ZOLINZA can cause fetal harm when administered to a pregnant woman [see Warnings and Precautions (5.7) and Use in Specific Populations (8.1)].
Perform pregnancy testing in females of reproductive potential within 7 days prior to initiating therapy with ZOLINZA.
Advise females of reproductive potential to use effective contraception during treatment with ZOLINZA and for at least 6 months after the last dose.
Advise males with female partners of reproductive potential to use effective contraception and to avoid fathering a child during treatment with ZOLINZA and for at least 3 months after the last dose.
Based on findings in animals, vorinostat has the potential to affect female fertility [see Nonclinical Toxicology (13.1)].
The safety and effectiveness of ZOLINZA in pediatric patients have not been established.
Clinical studies of ZOLINZA did not include sufficient numbers of subjects aged 65 and over to determine whether they respond differently from younger subjects. Other reported clinical experience has not identified differences in responses between the elderly and younger patients.
ZOLINZA was studied in 42 patients with non-CTCL cancer and varying degrees of hepatic impairment after single and multiple-dose administration.
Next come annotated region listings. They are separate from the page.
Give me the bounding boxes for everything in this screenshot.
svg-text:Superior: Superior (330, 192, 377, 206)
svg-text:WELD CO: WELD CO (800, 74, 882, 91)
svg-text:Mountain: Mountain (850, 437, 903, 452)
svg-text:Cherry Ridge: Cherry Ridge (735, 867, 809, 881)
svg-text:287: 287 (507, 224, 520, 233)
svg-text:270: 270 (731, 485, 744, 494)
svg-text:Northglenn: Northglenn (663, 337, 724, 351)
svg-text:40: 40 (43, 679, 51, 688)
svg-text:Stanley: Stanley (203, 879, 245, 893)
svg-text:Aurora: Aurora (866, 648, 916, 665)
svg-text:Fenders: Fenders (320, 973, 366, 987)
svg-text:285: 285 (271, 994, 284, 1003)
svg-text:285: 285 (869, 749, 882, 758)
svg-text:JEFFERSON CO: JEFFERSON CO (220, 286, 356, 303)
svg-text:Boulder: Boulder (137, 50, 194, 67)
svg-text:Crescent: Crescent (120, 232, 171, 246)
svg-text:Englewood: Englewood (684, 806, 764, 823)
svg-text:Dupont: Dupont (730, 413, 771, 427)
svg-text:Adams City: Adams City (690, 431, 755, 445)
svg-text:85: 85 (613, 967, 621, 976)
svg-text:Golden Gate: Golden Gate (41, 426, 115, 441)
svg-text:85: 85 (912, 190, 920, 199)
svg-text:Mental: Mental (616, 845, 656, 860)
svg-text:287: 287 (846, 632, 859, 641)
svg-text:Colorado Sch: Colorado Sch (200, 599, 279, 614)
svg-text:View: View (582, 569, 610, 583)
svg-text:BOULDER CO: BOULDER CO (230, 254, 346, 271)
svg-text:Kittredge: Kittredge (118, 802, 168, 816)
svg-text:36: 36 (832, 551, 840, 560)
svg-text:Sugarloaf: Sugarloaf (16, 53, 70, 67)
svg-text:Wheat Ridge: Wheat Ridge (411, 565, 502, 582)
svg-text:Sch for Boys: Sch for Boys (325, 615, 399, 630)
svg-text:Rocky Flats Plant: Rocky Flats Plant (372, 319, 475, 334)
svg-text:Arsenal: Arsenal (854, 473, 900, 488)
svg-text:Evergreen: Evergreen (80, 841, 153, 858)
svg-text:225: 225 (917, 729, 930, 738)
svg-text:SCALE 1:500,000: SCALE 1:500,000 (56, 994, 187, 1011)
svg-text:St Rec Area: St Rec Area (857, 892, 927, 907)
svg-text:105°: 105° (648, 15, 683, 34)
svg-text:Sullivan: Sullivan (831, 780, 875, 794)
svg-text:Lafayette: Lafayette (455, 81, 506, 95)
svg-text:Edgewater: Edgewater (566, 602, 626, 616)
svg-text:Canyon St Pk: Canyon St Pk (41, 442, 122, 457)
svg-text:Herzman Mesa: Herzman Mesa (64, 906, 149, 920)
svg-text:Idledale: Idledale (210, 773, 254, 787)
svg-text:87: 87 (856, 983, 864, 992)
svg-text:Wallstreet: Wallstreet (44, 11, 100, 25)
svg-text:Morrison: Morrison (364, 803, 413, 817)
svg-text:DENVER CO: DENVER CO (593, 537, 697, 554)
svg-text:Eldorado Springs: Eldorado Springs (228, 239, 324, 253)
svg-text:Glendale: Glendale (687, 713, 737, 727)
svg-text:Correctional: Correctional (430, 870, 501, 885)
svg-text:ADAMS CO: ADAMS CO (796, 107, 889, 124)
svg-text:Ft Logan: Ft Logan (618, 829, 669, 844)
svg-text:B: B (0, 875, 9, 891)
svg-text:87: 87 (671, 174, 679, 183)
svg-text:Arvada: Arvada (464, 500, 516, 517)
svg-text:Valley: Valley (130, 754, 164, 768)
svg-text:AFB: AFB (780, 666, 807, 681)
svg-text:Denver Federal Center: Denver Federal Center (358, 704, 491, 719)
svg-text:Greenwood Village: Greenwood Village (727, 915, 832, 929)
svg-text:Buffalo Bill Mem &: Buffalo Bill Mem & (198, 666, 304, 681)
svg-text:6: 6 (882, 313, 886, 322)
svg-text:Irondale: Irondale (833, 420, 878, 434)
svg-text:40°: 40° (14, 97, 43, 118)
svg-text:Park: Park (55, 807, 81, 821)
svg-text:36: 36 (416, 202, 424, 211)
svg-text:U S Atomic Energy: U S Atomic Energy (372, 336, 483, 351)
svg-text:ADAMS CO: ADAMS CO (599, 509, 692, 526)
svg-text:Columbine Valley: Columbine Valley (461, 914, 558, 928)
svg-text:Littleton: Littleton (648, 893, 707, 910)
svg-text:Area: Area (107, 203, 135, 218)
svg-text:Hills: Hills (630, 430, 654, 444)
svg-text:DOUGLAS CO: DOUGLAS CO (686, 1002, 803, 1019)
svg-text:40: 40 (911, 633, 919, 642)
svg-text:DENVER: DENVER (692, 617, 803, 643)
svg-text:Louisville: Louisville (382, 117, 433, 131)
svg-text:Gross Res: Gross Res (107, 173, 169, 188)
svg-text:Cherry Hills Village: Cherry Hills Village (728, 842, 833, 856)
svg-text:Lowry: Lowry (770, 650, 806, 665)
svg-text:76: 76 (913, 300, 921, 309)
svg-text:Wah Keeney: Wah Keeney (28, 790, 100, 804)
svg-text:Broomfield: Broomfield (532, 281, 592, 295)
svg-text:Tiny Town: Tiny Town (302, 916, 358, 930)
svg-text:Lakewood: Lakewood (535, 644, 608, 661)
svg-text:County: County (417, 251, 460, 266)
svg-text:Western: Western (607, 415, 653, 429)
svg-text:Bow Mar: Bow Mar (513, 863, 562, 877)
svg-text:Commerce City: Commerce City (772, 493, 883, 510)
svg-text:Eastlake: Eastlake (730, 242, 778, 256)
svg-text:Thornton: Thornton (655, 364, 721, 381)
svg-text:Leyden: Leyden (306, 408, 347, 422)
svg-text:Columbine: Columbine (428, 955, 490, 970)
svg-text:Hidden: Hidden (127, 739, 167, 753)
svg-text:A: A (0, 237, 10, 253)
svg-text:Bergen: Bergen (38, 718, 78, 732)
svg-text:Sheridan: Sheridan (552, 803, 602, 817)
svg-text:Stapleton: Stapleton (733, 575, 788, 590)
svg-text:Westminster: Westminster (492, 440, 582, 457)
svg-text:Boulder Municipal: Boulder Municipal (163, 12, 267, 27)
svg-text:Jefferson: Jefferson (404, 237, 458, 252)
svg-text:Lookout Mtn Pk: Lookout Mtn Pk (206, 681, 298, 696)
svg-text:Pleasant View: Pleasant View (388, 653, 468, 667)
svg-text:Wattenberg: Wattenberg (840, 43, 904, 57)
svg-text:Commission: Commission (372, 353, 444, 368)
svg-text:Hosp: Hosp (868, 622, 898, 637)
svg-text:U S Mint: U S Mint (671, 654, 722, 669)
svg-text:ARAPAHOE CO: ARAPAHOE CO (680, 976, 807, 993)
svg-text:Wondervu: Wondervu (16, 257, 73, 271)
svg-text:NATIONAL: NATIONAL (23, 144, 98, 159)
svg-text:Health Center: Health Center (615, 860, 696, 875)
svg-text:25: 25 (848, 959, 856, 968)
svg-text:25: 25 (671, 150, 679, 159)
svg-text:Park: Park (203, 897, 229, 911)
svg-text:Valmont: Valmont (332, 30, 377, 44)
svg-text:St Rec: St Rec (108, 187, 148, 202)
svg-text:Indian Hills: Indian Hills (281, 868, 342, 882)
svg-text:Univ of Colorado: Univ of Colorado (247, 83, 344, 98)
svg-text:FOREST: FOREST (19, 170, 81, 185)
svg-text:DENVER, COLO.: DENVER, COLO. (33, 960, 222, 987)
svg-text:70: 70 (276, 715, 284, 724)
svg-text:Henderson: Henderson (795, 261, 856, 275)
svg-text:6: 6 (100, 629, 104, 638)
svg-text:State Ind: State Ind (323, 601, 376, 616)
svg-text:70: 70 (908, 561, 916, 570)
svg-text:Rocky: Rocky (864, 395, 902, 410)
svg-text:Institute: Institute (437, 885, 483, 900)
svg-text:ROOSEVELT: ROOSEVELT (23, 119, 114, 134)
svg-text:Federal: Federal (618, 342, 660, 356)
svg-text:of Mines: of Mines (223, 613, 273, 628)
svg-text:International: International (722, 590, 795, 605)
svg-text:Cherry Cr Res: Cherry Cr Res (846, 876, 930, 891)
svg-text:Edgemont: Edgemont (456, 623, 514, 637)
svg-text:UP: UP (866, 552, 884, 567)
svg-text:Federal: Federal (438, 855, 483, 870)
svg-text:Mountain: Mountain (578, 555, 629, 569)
Compared to patients with normal liver function, AUC increases of 50 to 66% were observed in patients with hepatic impairment. The incidence of Grade 3 or 4 thrombocytopenia increased in patients with mild (bilirubin of 1 to 1.5 × ULN and AST < ULN, or bilirubin ≤ ULN and AST > ULN) and moderate (bilirubin 1.5 to ≤3 × ULN) hepatic impairment treated daily at doses of 300 and 200 mg respectively.
Patients with severe hepatic impairment (bilirubin >3 × ULN) have not been treated at doses greater than 200 mg a day. Reduce the initial dose of ZOLINZA in patients with bilirubin 1 to 3 × ULN or AST > ULN [see Dosage and Administration (2.2) and Clinical Pharmacology (12.3)].